Posted: Monday 3 March, 2014

by Rosemary Champion at 8:54am in General livestock 1 comment Comments closed

If it's not Spring, it certainly feels like it's on its way.

We're feeding the pregnant ewes now (and the very greedy ewe hoggs that are runnng with the singles); the Heptavac should arrive tomorrow for rapid adminiistration - a glitch (Dan thought I'd ordered it and vice versa) means we'll be a few days later than usual, and the tup and cull ewe go away on Wednesday.

We're to be at Dunblane by 8am, so we're going to load them on Tuesday night and leave them with hay and water so that we can make a quick, stress free getaway in the morning. The two have been in the byre together for more than a week, so they're quite happy to bunk up together and the trailer's well big enough for two. I've filled out the movement licence and got the tags ready, so I think we're OK. I'm not really looking forward to it - Nellie was one of my favourite ewes.

We applied pour-on to the four cows yesterday fo fluke, worms and external parasites. They really only needed fluked but the pour on is so much easier to administer than a drench so it's a compromise.

Our Saturday was slightly disrupted by a call to say Storm, our bull, was out of his field. He hadn't gone far - in fact he was grazing beside the fenceline because the two bullocks were still where they should have been. Their paddock was pretty bare, so we moved all three to a fresh paddock, which should keep them happy.
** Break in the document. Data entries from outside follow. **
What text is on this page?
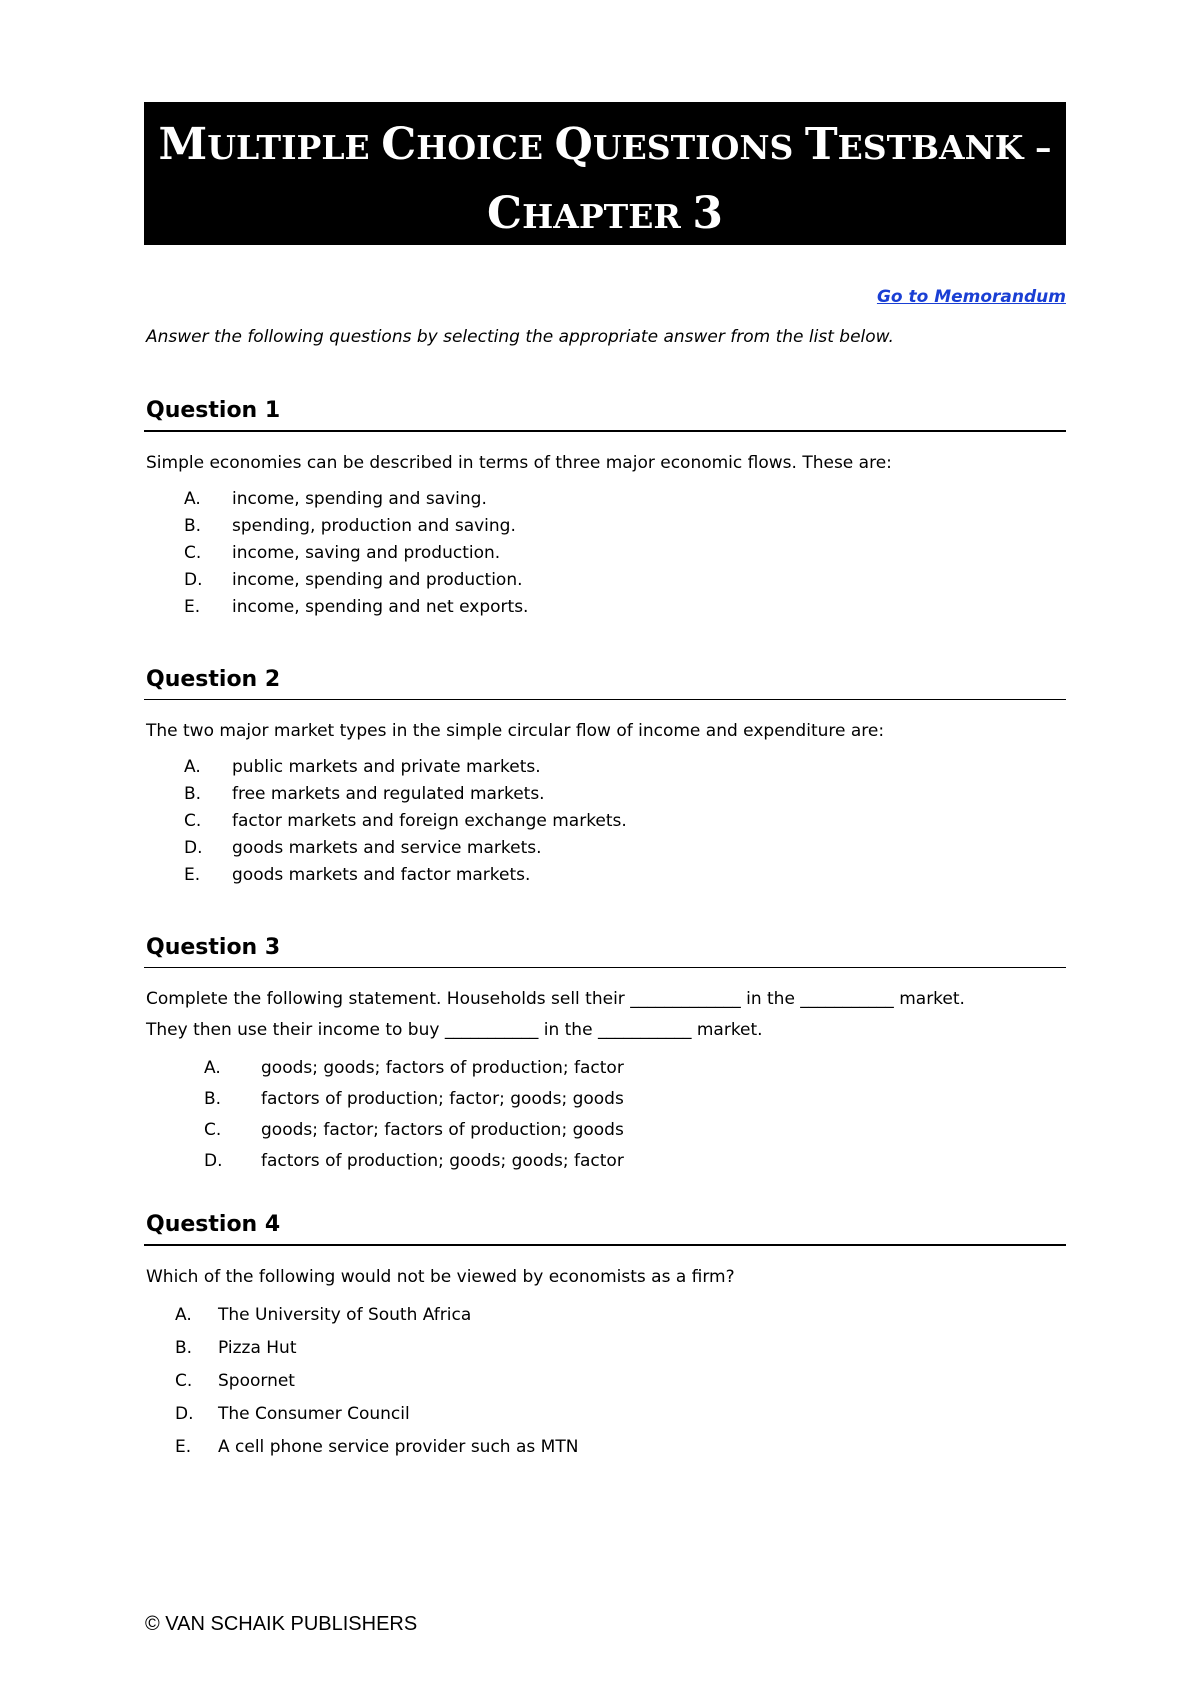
MULTIPLE CHOICE QUESTIONS TESTBANK –
CHAPTER 3
Go to Memorandum
Answer the following questions by selecting the appropriate answer from the list below.
Question 1
Simple economies can be described in terms of three major economic flows. These are:
A. income, spending and saving.
B. spending, production and saving.
C. income, saving and production.
D. income, spending and production.
E. income, spending and net exports.
Question 2
The two major market types in the simple circular flow of income and expenditure are:
A. public markets and private markets.
B. free markets and regulated markets.
C. factor markets and foreign exchange markets.
D. goods markets and service markets.
E. goods markets and factor markets.
Question 3
Complete the following statement. Households sell their _____________ in the ___________ market.
They then use their income to buy ___________ in the ___________ market.
A. goods; goods; factors of production; factor
B. factors of production; factor; goods; goods
C. goods; factor; factors of production; goods
D. factors of production; goods; goods; factor
Question 4
Which of the following would not be viewed by economists as a firm?
A. The University of South Africa
B. Pizza Hut
C. Spoornet
D. The Consumer Council
E. A cell phone service provider such as MTN
© VAN SCHAIK PUBLISHERS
The four cows will be going up to Astwood in two weeks for a couple of months. I had a walk round and there's a good bit of grass and it's remarkably dry underfoot. The cows will be up there until we bring them home to calve in May and all seven cattle will run together. The downside of this is that it's probable that Bonny will come into season and Storm will serve her - and this is a few months too early. Keeping them separate up there isn't an option - Storm's a jumper and George is a runner-through :-(

So after discussion with our vet, we've decided to have Bonny jagged 10 days after she comes back here; this will bring her into season and terminate any pregnancy. The jag is more than 98% effective if administered between 10 and 100 days of pregnancy and doesn't affect future breeding. We might have her PD'd later just to make sure it worked. We've done this three times before successfully, but a fellow breeder had a jag fail, the resultant calf died and they almost lost the heifer so I'm a bit more anxious that I have been previously.

Anyway, better go and feed the starving hordes :-)




Friday 28 March, 2014 at 1:19pm

I feel your pain. We just have a few chickens & I have had to cull some of the males we bred. My husband refuses to do it & I wont have another do it as I would rather know they were dispatched quickly & without stress. I had to do some chicks the other day. They are cream legbars. I thought it may be easier , but in some ways it was worse. It is all part of responsible breeding . I know of some animal keepers who keep all animals that come their way. That often results in cruelty of overstocking & being unable to keep them healthy & happy.That is far worse in my books.

I have just found your blog & am enjoying reading it. Thanks for taking the time. Its no mean feat with animals to raise.